O arguido interpôs recurso desta decisão, tendo o Tribunal da Relação de Lisboa negado provimento ao recurso, por acórdão proferido em 4 de outubro de 2012.
Desta decisão o arguido recorreu para o Tribunal Constitucional, nos seguintes termos:
“1. Entende o recorrente que o douto Acórdão – na sequência da decisão da Comarca viola os princípios da presunção de inocência e in dubio pro reu subjacentes à apreciação da prova pelo Tribunal.

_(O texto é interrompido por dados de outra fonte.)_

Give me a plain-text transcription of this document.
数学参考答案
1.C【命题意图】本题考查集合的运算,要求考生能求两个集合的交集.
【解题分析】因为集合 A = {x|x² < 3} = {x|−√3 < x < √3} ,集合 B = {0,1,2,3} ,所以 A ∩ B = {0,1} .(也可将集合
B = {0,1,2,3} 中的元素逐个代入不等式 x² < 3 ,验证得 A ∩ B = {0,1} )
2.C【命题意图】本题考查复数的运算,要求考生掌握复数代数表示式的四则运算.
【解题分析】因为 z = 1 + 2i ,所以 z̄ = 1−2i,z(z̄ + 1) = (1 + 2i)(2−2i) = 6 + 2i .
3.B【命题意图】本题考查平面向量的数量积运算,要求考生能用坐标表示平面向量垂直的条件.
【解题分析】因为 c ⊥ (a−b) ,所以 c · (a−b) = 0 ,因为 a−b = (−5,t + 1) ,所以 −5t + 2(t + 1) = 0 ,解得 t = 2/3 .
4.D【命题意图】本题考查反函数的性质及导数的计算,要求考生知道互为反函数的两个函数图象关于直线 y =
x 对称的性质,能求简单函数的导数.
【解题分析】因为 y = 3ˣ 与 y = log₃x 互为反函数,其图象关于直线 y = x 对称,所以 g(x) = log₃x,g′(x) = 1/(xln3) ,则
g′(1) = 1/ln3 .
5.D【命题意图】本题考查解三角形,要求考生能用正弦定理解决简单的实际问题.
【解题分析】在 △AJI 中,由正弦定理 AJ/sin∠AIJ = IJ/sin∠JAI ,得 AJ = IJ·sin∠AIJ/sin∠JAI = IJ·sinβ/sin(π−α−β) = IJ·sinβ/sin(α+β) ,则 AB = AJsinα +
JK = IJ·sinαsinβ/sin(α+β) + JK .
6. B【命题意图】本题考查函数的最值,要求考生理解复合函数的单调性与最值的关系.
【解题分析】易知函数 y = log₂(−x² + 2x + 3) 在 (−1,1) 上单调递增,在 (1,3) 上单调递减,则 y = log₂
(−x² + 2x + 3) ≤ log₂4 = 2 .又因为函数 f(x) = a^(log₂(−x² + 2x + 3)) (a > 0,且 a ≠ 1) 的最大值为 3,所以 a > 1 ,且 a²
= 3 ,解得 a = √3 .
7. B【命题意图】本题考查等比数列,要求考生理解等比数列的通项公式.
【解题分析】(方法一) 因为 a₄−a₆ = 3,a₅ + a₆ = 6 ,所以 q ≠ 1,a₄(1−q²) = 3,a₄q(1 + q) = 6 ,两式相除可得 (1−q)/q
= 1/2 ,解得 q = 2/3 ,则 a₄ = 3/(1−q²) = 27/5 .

2. Apesar do douto Acórdão recorrido invocar e reproduzir a fls. 12 parte do Acórdão de 8/1/1998 do STJ (Proc. 1031/97) no sentido de legitimar a decisão perfilhada é precisamente invocando o mesmo aresto jurisprudencial que se sustenta o presente Recurso, isto é:
3. É convicção do recorrente que o Tribunal recorrido deu como provado algo que notoriamente está errado, e retira de um facto dado como provado conclusões que, podendo até aceitar-se serem logicamente possíveis são arbitrárias e notoriamente violadoras das regras da experiência comum.
4. Como escreveu o Prof, Cavaleira Ferreira:
“A Lei não está ausente da “livre convicção” do juiz. O sistema processual moderno atribui ao julgador uma maior liberdade mas não ao arbítrio a que a Lei seja indiferente. Se o julgador interpreta a liberdade de apreciação como um domínio arbitrário da sua vontade sobre a matéria de facto, e oferece às partes, como conteúdo de jurisdição, a sua fé ou convicção sem provas e sem base objetiva, ultrapassa os limites da liberdade de apreciação, que não pode confundir-se com a supressão da prova ou com a faculdade, por exemplo, de inverter por seu alvedrio o ónus da prova” (in Curso de Direito Penal II, pág. 300).
5. Ora, apesar da profusa justificação efetuada foi o que o Tribunal – e em duas instâncias – fez pois, extraiu conclusões de factos genéricos e que não podiam conduzir a tal resultado.
6. Chama-se especial atenção para o depoimento das duas únicas testemunhas – que eram funcionários do queixoso/recorrido – que pouco ou nada disseram de concreto e de onde o Tribunal, sem se perceber como vem a dar como provado o que consta dos pontos 2.1 do douto Acórdão (sobretudo nos parágrafos primeiro, segundo e sexto)
7. Da audição das testemunhas não se pode extrair que tais expressões tenham sido ditas pois nada disso elas referiram, ficando até a ideia da relativa irrelevância da questão pois, uma das testemunhas não só não largou o que estava a fazer (?) como NEM SEOUER SE LEMBRAVA JÁ DAS EXPRESSÕES PROFERIDAS... (ex vi dos 3 primeiros parágrafos do ponto 2.3 do douto Acórdão);
8. É esta a prova produzida.
9. Parece depois o Tribunal assentar a sua convicção no depoimento – que até elogia (?) – do recorrido/assistente o que, sendo possível é estranho pois, sendo o interesse no resultado de um processo o principal fator de suspeição de uma testemunha deverá o assistente nos autos ser sempre ouvido com sérias reservas de credibilidade.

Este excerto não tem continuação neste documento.